A second is an arbitrary time unit, but one that is based on our experience. Our visual system is bombarded by snapshots at a rate of around 3 per second caused by rapid eye movements called saccades. Athletes often win or lose a race by a fraction of a second. If you earned a dollar for every second in your life you would be a billionaire. However, a second can feel like a minute in front of an audience and a quiet weekend can disappear in a flash. As a child, a summer seemed to last forever, but as an adult, summer is over almost before it begins. William James speculated that subjective time was measured in novel experiences, which become rarer as you get older. Perhaps life is lived on a logarithmic time scale, compressed toward the end.

What is the GDP of the world? $10^14.
A billion dollars was once worth a lot, but there is now a long list of multibillionaires. The US government recently stimulated the world economy by loaning several trillion dollars to banks. It is difficult to grasp how much a trillion dollars ($10^12) represents, but several clever videos on YouTube (key words: trillion dollars) illustrate this with physical comparisons (a giant pile of $100 bills) and what you can buy with it (10 years of US response to 9/11). When you start thinking about the world economy, the trillions of dollars add up. A trillion here, a trillion there, pretty soon your talking about real money. But so far there aren't any trillionaires.
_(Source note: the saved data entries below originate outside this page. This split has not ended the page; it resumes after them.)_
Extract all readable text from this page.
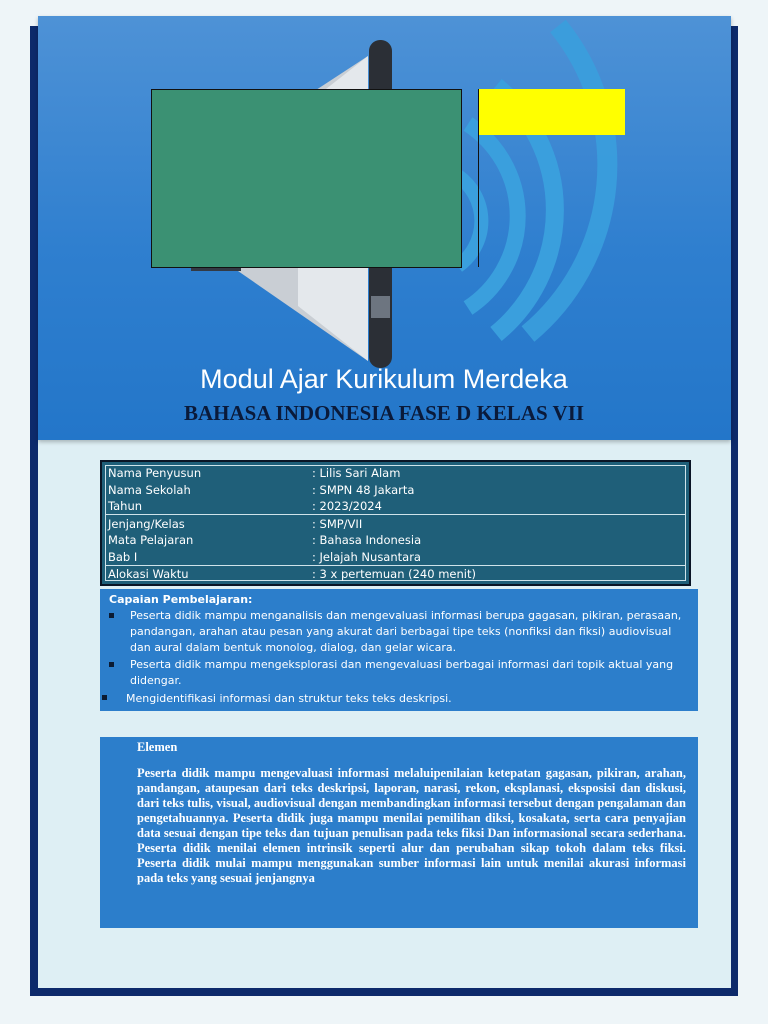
Modul Ajar Kurikulum Merdeka
BAHASA INDONESIA FASE D KELAS VII
Nama Penyusun	: Lilis Sari Alam
Nama Sekolah	: SMPN 48 Jakarta
Tahun	: 2023/2024
Jenjang/Kelas	: SMP/VII
Mata Pelajaran	: Bahasa Indonesia
Bab I	: Jelajah Nusantara
Alokasi Waktu	: 3 x pertemuan (240 menit)
Capaian Pembelajaran:
Peserta didik mampu menganalisis dan mengevaluasi informasi berupa gagasan, pikiran, perasaan, pandangan, arahan atau pesan yang akurat dari berbagai tipe teks (nonfiksi dan fiksi) audiovisual dan aural dalam bentuk monolog, dialog, dan gelar wicara.
Peserta didik mampu mengeksplorasi dan mengevaluasi berbagai informasi dari topik aktual yang didengar.
Mengidentifikasi informasi dan struktur teks teks deskripsi.
Elemen
Peserta didik mampu mengevaluasi informasi melaluipenilaian ketepatan gagasan, pikiran, arahan, pandangan, ataupesan dari teks deskripsi, laporan, narasi, rekon, eksplanasi, eksposisi dan diskusi, dari teks tulis, visual, audiovisual dengan membandingkan informasi tersebut dengan pengalaman dan pengetahuannya. Peserta didik juga mampu menilai pemilihan diksi, kosakata, serta cara penyajian data sesuai dengan tipe teks dan tujuan penulisan pada teks fiksi Dan informasional secara sederhana. Peserta didik menilai elemen intrinsik seperti alur dan perubahan sikap tokoh dalam teks fiksi. Peserta didik mulai mampu menggunakan sumber informasi lain untuk menilai akurasi informasi pada teks yang sesuai jenjangnya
How many synapses are there in the brain? 10^15.
Two neurons can communicate with each other at a synapse, which is the computational unit in the brain. The typical cortical synapse is less than a micron in diameter (10^-6 metres), near the resolution limit of the light microscope. If the economy of the world is a stretch for us to contemplate, thinking about all the synapses in your head is mind boggling. If I had a dollar for every synapse in your brain I could support the current economy of the world for 10 years. Cortical neurons on average fire once a second, which implies a bandwidth of around 10^15 bits per second, greater than the total bandwidth of the internet backbone.

How many seconds will the sun shine? 10^17 seconds
Our sun has shined for billions of years and will continue to shine for billions more. The universe seems to be standing still during our lifetime, but on longer time scales the universe is filled with events of enormous violence. The spatial scales are also immense. Our space-time trajectory is a very tiny part of the universe, but we can at least attach powers of 10 to it and put it into perspective.